Four years after Egypt's uprising, prison ranks swell: A writer's story

Novelist and poet Omar Hazek is just one of 41,000 people arrested since a July 2013 coup in Egypt.

Ahmed Omar/AP
A man being detained in Nov. 2013 in Cairo, at a protest against the previous detention of activists under Egypt's anti-protest law.

In his early prison months, Omar Hazek worked only by night, snatching time with his notebook when guards fired up the strip lights outside. The young writer could wait hours for that moment, his cellmates sleeping all the while.

"He always said he couldn't live without writing - he had to find a way," says Mr. Hazek's sister, Zahraa. Now living inside an Alexandria prison, 36-year old Hazek is one of thousands of Egyptians detained under a searing crackdown against dissent.

Hazek was arrested during a protest in December 2013, a few days after Egypt’s government outlawed public gatherings without official permission. A talented poet, the young man had been due to discuss final details of his first novel with printers that evening.

Instead, he spent the night in a police station. He would later be sentenced to two years in prison, charged with attacking an officer and possessing a weapon, accusations his family dismiss as absurd. “How could a gentle poet beat a policeman,” Zahraa asks. “He would never hurt anybody - this is a man who once won prizes for his romantic verse.”

A 2012 video shows Hazek captivating a panel of judges with his soft delivery of one of his poems. Hazek stays busy in prison. As well as working on two novels, he has been documenting his time inside through a series of open letters.

“Prison — it is the highest price I have paid,” wrote Hazek in May.

Almost four years after millions of Egyptians gathered in public squares to demand the downfall of president Hosni Mubarak, a reconfigured version of his regime is back in force. Under strongman president Abdel Fattah al-Sisi, those same public squares are off-limits to demonstrators. The Egyptian media moves largely in lockstep with the authorities, proclaiming the crackdown as a war against terrorism.

Charges of fabricated charges

Rights groups say they have documented thousands of cases like Hazek’s, in which individuals in the vicinity of demonstrations have faced seemingly fabricated charges. “Egyptian prosecutors have used the same laundry list of charges, like “inciting violence” or “harming national security" to justify perpetually renewed pretrial detention orders of tens of thousands of protesters or alleged supporters of the Muslim Brotherhood,” says Sarah Leah Whitson, director of Human Rights Watch’s Middle East and North Africa division.

Over 41,000 people are believed to have been arrested since July 3, 2013, the day Morsi was ousted. Detainees are generally held inside police stations, riot police barracks, and formal prisons. Hundreds more have been held inside a military-run black-site in the eastern city of Ismailia.

As Egypt’s prison service has struggled to keep up with the volume of arrests, reports from custody suggest conditions are growing dire. Inside detention facilities, torture is commonplace and is now accompanied by extraordinary overcrowding and routine denial of medical care. Hazek’s poignant letters reveal his struggle to reconcile his former life with the one he now leads.

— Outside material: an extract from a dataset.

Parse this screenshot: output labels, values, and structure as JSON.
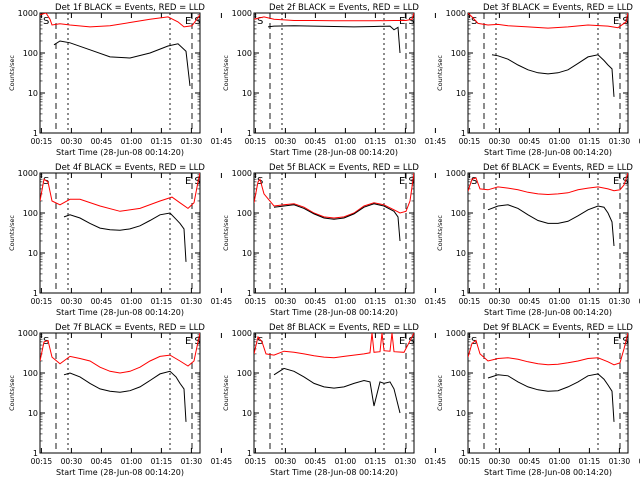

When his lawyer brought him a copy of his first novel, submitted on the day of his arrest, Hazek was at a loss. He hid the book. “I don’t know why I did that — perhaps I wanted to hold onto a private moment, to keep it personal, as in a fully packed cell nothing is ever personal,” he wrote.“Then I showed the novel to my dearest friend, and he hugged me, and that’s when others in the cell knew that something happy had happened to me, so I showed the novel to everyone.”

Hazek and his fellow detainees say their family visits fly past all too quickly, especially as many relatives travel hours to the prison, laden with food to supplement the inmates meager rations.

Former inmates say they were often painfully aware that their relatives were not giving them the whole story of life outside the prison walls. In a letter, dated April 9, Hazek described the pain of knowing that a fellow detainee was being kept in the dark over his father's failing health. "I learned from my mother that [his] family transferred the father from a private hospital to a public one, after they ran out of money. Now, I cannot sleep," Hazek wrote.

The poet’s own father, Abdel Aziz, is finding the separation hard. “Omar was such a big presence in this house - now it’s just quiet,” he says, sitting in their downtown Alexandria home. “But prison has changed him - he’s not a romantic anymore, he’s a realist.”

But with a year left to serve inside prison walls, Hazek’s spirited letters give his family reason to hope. In a recent note, he wrote of his dreams of freedom, and to have one poem re-published. “If I die, do not bury me here,” it read. “Bring me the sky.”

With additional reporting from Mohamed Ezz.